Created 2025-11-30, last modified 2025-11-30

Part of my archive of Layover Linux Official posts on Tumblr.


2025-08-02

I wanna talk about something cool, but it needs a little context.

Okay, let's say you're implementing a dynamically typed language, and you have some sort of fixed-size type for any value. There's lots of ways to do it, but in Prone, we have 64-bit numbers which act as tagged pointers. Because we allocate all objects on 16-bit alignment, the lowest 4 bits of its address are always zero, so we have room to use those bits for type information. And if all the tag bits are zero, the value isn't a pointer at all! It's a value that fits inline, like a u8 or i32, where the final 16 bits are used to be specific about the inline type.

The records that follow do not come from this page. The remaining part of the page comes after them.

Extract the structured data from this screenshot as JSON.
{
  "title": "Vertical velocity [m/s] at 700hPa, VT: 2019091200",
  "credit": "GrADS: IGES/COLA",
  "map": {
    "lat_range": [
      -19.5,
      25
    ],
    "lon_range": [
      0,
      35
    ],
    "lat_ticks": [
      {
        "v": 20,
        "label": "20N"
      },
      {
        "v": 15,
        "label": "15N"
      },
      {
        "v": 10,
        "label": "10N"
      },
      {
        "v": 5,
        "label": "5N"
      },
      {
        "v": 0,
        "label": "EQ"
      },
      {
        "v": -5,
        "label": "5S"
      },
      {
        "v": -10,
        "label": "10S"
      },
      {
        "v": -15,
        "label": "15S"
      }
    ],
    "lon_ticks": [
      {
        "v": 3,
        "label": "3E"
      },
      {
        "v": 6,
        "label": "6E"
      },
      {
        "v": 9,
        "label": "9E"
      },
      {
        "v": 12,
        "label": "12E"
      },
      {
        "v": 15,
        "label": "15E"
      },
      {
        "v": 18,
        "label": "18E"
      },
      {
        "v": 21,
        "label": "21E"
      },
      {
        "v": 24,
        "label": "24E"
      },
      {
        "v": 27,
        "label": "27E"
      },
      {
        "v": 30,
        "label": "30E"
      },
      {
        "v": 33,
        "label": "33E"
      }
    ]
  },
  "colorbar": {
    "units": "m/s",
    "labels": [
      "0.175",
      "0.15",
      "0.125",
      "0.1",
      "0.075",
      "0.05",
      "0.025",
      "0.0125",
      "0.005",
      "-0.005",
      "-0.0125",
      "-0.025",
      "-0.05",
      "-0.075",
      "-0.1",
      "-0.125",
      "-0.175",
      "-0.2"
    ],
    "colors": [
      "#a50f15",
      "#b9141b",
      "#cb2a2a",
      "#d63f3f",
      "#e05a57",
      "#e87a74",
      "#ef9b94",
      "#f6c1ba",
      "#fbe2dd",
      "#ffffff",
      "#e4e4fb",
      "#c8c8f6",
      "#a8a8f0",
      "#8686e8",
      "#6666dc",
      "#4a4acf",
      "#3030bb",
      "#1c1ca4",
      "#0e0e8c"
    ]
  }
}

So here's the interesting question. Let's say you need to make a full copy of an object, but all you have is a tagged pointer. The right way to copy depends on the object type! So how do you do the dispatch?

If you're C++, you probably solve your problems with vtables. An instance of an interface is actually a pair of pointers: one for the underlying data structure, and one for the vtable full of function pointers. Vtables aren't always a bad solution, but they're twice as wide as Prone dynamic values are supposed to be. We can also do a bit better on access patterns, as will be clear in a minute.

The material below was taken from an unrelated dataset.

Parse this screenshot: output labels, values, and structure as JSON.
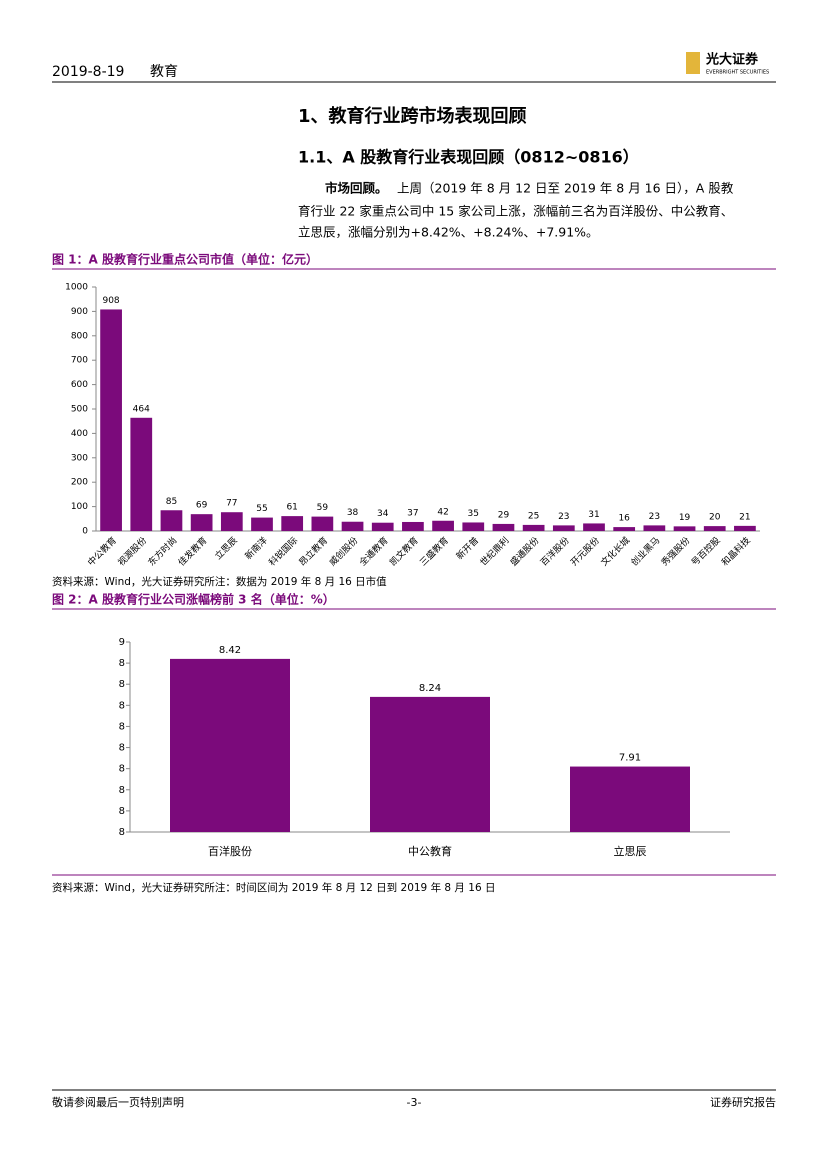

If you're Python, there is no such thing as inline values. It's a pointer to some object that starts with specific fields in a specific order - so while it could have extra stuff, it can at least be correctly understood when cast to a PyObject. The type is another object pointed to by this PyObject data. It's a lot of indirection, but also means that even the smallest objects must be many bytes wide. This is one of the big challenges to optimizing the language.

If you're me a few months ago, you might take advantage of the language having an intentionally small set of fundamental types (which we get a lot of mileage out of). Just 4 bits. Just 16 options, one of them meaning inline data, so 15 really. So you can handwrite a release_value(v) function that uses a chain of if-statements to do the right thing. This works, and it helps with locality (you tend to free a bunch of stuff at once, so it's about the verb, not all the vtables for each noun), but this style is hard to write and test. It also introduces a dependency loop in your code. Everything wants to import your basic dynamic value machinery, but that machinery wants to import all the types!

So today, something new, but still verb-centered and compact: a function table of how to do a verb, for each noun. This is perfect for our needs: there's a fixed handful of types, so you can actually just use the tag bits to index into a table of 16 function pointers. So in the new dynamic value code, functions like dv_release is able to do some things without even caring about specific types, then fall back to calling into __DV_Freers[DV_TAG(dv)]. All this requires is populating the tables with forward declared functions, which are implemented elsewhere later in the type-specific files like str.c.

Anyways. It's a neat trick, and a perfect fit for the engineering niche I'm operating in.